Douglas was invested into the Order of Canada in 1981 and named The Greatest Canadian in 2004.
In 2002 Nolan cut down a six-hour script to two hours and prepared to take it to the stage.
It opened on the 100th birthday of Tommy Douglas on Oct. 20, 2003 in Douglas’ home constituency of Weyburn, Saskatchewan.
Nolan spent the next six years touring the country to sold out crowds.
“Tommy Douglas still resonates with people,” says Nolan. The play is a one-man show performed by Nolan. “It’s an evening with Tommy Douglas,” says Nolan. “He talks about things that have happened in his time but also comments on things going on today.”

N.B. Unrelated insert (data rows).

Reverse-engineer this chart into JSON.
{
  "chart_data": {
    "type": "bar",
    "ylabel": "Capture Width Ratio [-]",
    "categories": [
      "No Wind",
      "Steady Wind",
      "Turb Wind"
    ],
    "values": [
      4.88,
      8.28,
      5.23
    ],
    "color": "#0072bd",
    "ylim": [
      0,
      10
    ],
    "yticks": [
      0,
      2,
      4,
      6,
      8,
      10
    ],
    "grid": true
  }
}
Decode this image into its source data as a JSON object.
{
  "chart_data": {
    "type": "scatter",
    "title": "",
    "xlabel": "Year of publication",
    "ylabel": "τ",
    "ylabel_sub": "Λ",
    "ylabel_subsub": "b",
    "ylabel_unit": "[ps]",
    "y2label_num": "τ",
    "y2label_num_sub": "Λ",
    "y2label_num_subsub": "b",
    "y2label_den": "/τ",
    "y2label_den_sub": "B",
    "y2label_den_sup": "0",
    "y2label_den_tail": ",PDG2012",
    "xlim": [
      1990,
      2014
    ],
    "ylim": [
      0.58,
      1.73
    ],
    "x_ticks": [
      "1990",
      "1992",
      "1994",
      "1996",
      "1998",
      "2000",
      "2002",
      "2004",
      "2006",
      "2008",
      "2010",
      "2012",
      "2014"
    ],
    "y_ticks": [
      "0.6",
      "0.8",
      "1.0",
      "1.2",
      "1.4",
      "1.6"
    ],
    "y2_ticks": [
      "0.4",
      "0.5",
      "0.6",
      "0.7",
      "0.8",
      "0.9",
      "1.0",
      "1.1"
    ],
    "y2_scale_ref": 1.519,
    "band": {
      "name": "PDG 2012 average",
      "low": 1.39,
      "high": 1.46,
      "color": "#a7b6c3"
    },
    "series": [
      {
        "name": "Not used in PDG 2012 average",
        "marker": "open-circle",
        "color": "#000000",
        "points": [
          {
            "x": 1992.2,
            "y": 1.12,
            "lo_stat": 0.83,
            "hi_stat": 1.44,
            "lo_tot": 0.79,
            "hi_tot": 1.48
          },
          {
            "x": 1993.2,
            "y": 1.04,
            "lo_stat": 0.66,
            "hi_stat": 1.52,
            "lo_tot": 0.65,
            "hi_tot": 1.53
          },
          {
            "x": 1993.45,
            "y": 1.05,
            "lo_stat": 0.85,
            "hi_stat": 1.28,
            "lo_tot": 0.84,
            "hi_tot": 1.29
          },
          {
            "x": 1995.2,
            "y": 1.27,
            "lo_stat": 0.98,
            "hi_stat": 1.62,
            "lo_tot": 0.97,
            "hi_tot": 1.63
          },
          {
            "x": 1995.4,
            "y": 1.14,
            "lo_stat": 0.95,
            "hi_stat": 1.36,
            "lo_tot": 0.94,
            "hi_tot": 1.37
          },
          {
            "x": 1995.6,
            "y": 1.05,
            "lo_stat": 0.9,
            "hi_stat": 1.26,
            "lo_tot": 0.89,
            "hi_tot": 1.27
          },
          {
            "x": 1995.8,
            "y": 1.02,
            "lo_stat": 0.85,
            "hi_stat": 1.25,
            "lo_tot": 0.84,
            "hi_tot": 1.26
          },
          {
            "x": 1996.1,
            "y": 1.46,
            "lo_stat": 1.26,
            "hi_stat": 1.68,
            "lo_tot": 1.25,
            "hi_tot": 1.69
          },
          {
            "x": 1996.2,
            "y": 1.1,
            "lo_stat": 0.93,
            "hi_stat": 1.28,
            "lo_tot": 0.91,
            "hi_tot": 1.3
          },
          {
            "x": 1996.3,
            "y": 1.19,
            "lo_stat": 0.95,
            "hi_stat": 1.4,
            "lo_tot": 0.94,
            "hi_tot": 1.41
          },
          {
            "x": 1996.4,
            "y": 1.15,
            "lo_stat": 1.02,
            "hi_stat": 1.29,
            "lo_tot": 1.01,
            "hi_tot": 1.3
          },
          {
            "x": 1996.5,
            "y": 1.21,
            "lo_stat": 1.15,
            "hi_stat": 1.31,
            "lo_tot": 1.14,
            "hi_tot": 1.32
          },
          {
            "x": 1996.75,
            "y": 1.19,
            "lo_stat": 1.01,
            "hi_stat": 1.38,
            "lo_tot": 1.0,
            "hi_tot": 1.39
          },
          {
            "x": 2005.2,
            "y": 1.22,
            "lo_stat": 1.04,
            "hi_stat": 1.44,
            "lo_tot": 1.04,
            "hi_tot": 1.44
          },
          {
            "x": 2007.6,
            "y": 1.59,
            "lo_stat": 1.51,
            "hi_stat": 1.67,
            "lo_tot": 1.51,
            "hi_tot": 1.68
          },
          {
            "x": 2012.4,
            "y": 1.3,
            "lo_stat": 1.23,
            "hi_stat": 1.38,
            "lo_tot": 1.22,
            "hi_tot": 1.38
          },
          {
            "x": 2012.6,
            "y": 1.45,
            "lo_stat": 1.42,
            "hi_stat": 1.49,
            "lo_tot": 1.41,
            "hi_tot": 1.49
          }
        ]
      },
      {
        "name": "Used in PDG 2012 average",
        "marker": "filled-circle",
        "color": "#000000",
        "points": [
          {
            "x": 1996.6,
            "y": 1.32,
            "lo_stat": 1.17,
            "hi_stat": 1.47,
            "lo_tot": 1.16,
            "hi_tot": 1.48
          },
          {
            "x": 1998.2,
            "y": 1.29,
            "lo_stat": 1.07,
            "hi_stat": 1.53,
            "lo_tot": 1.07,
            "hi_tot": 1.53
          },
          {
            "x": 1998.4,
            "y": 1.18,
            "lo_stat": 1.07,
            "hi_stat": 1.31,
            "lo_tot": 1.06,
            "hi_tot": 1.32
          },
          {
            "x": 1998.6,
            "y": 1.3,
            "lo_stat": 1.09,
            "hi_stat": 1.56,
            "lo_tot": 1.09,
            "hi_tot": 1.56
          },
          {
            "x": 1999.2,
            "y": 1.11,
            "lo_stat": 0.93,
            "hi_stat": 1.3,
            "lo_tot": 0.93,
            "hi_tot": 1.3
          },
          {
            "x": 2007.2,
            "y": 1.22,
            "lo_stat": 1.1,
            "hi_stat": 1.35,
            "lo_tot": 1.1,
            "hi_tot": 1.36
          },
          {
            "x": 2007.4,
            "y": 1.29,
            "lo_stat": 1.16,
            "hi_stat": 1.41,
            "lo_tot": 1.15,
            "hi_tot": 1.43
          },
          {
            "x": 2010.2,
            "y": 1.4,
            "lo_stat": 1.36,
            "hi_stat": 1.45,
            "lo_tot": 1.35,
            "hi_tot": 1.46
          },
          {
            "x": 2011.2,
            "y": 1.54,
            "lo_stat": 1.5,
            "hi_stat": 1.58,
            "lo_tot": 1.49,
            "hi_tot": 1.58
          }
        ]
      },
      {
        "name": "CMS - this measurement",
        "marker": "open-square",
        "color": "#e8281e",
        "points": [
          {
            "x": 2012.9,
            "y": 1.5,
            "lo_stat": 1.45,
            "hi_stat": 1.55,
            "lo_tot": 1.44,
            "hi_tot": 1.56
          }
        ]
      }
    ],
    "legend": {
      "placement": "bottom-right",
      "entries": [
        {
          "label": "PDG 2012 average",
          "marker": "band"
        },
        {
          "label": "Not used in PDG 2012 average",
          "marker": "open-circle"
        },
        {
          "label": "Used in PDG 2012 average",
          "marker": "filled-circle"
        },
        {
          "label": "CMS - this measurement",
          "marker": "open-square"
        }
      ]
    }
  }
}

Nolan was pleased to help out when the historical society approached him.
“Museums are about people who are dead, but it’s all about bringing history alive,” says Nolan. “That’s why live theatre is so important, it brings legends alive.”
Nolan will bring Tommy Douglas alive to promote the upcoming performance by appearing in character at the historical society’s fundraiser on Oct. 17. He will also perform a shortened version of the play at the school.
The full performances take place at Lake Cowichan School Theatre Nov. 6 and 7 at 7 p.m. and Nov. 8 at 2 p.m. Tickets are $20, $15 for seniors and students at the Kaatza Station Museum, Lake Cowichan Curves, Ten Old Books and Dunan Garage.